Erwin Mena was a layman who somehow managed repeatedly to convince both clergy and parishioners of the Archdiocese of Los Angeles, California, that he was a bona-fide Catholic priest. After engaging in faux priestly ministry for some time, including celebrating Mass and administering the sacraments, it was established that he is nothing more than a con-artist, pretending to be a priest while stealing thousands of dollars from parishioners. Mena is now under arrest for grand theft, among other things.

How could this have happened? What should have happened in this case and didn’t?

Canon 903 explains how these situations are supposed to work. A priest who is not known to the rector of a church is to be permitted to celebrate Mass there, if (a) he presents a commendatory letter no more than one year old from his own superior, or (b) it can be prudently judged that he is not debarred from celebrating Mass. There are several different conditions mentioned here, so let’s examine this canon piece by piece.

First of all, if a visiting priest shows up at a church, and is already known to the pastor or other priest in charge, canon 903 does not even apply. If the priest in charge discovers that the visitor is his former seminary classmate, or recognizes him as a priest who is frequently seen on a Catholic television program, the visitor is “known” to be a priest.

So strictly speaking, there’s no particular reason under this canon to demand additional proof the man is a bona-fide priest. The priest in charge may, therefore, permit him to celebrate Mass immediately, with no conditions attached.

The situation is different, of course, if a visiting priest knocks on the door of a church and the priest in charge has absolutely no idea who he is. As canon 903 notes, a genuine priest should be able to present a “commendatory letter,” from his bishop (if he’s a diocesan priest) or his religious superior (if he’s a member of a religious institute). A sort of clerical ID-card also exists, traditionally known as a celebret, from the Latin word meaning “let him celebrate,” or “he may celebrate.” The letter or the celebret proves that the man claiming to be a priest is the real deal.

Now let’s see how all this applies to the strange situation of the priest-impersonator Erwin Mena, who deceived so many people in California.
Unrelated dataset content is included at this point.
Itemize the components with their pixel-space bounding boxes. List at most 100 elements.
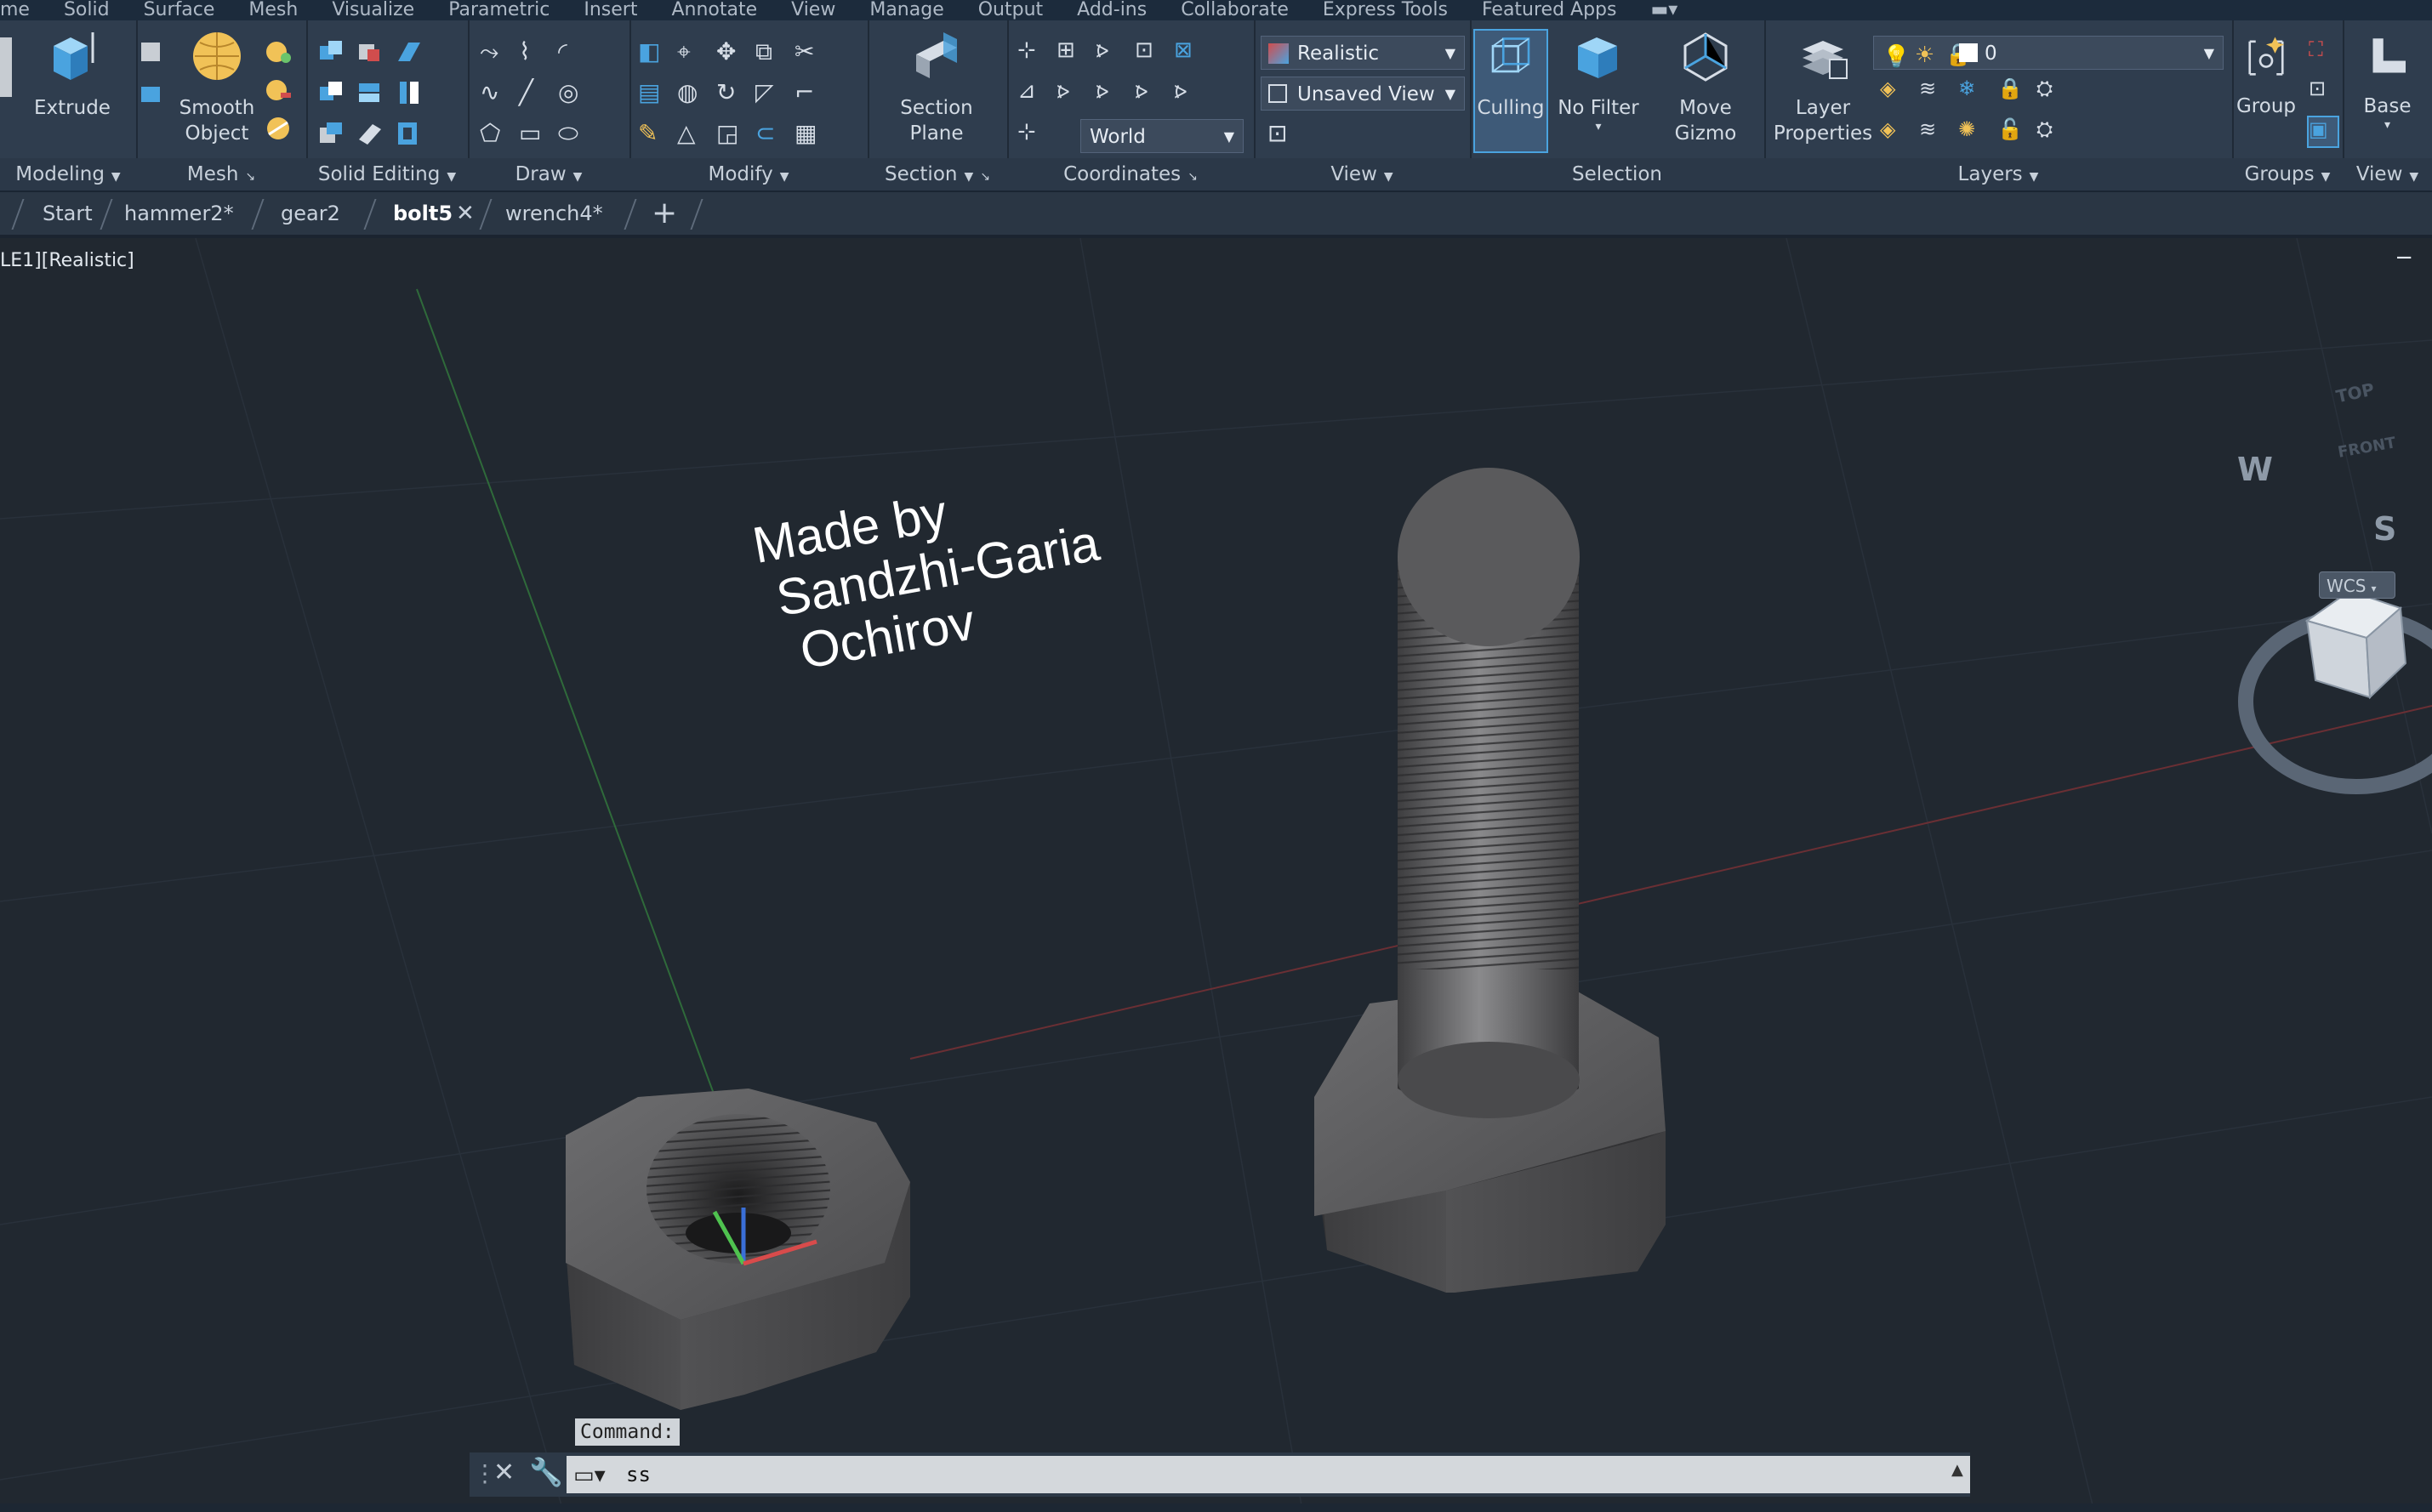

It appears that Mena had been identified as a fraud before, since his name was already included on a list distributed by the Los Angeles Archdiocese to all its clergy.

It would seem that at a minimum, priests of the Archdiocese are required to check the list when an unknown priest appears on the scene—and in this case somebody failed to do so. In January 2015, Mena showed up at St. Ignatius Church in L.A., when the pastor was going on vacation and needed a substitute—and by saying/doing all the things a real priest would say/do, Mena convinced not only the pastor, but the entire parish that he was a genuine priest—without ever providing a celebret or letter of suitability.

The Church is fortunate that very few priest-impersonators are such convincing liars as Erwin Mena appears to be! This tragic event has highlighted the need for priests worldwide to be careful about automatically assuming that a visiting priest is who he says he is. And if both canon law and (where applicable) local diocesan rules are followed, fake priests normally will be spotted and quickly stopped, before doing damage to the spiritual wellbeing of the faithful.